In this era of global communications, such exhibitionism simply encourages the radicals in Iraq to bigger and better atrocities in the belief that the American public will tire of the business and pull out before the job is done. Should we do that, the most violent members of that society will take over. More and more, the targets of these incredibly violent people are hospitals, markets and the infrastructure necessary to the well being of the Iraqi people. These are not freedom fighters. Should they prevail, they will export their band of hate across the world.

Our men and women in Iraq and Afghanistan are providing a valuable service for America. The American public needs to continue to show its support for our troops.

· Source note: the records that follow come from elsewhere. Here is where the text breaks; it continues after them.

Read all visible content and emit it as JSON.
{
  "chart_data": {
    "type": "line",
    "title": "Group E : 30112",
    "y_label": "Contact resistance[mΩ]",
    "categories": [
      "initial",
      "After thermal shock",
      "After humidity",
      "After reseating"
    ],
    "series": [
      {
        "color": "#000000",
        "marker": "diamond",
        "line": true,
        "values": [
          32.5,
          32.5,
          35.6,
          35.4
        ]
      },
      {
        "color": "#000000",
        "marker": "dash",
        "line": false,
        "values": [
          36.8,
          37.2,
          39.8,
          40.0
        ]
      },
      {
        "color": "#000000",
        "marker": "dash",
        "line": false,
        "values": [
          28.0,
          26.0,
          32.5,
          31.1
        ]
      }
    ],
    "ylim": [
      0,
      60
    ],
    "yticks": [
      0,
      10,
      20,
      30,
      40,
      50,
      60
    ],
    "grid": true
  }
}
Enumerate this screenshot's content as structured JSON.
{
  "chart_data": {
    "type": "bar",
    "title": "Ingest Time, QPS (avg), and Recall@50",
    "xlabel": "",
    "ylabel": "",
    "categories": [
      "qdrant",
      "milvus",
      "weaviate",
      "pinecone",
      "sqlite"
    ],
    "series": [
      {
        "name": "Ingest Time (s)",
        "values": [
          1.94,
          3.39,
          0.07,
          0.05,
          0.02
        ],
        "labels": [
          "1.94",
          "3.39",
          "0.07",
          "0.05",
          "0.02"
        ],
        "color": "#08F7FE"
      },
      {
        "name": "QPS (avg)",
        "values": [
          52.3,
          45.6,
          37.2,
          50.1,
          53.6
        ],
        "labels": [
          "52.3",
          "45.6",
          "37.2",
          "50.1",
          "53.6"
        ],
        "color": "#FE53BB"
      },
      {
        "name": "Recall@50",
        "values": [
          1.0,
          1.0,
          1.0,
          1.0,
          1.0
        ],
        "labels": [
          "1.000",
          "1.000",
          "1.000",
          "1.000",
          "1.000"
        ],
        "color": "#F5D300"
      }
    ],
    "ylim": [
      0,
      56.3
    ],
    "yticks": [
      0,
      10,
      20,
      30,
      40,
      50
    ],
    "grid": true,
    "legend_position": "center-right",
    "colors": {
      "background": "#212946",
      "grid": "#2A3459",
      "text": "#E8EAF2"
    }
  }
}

Women are playing a large role in national defense. By their actions, the women engaged in operations in Iraq and Afghanistan are putting to rest another myth of inferiority. Women soldiers will be coming home wearing the same Combat Action Badge, as male solders wear.

I would like to be the fly on the wall if some day Leigh Ann Hester goes to her local police department to ask for a pistol permit. I can visualize the scene. Some desk bound police officer looks up at her over his coffee and says, "Now little lady, what to you want to have a gun for? You know the bad guys are more likely to take it away from you than you will be able to use it for self defense. Guns aren't good for self defense. Why don't you get a rape whistle?"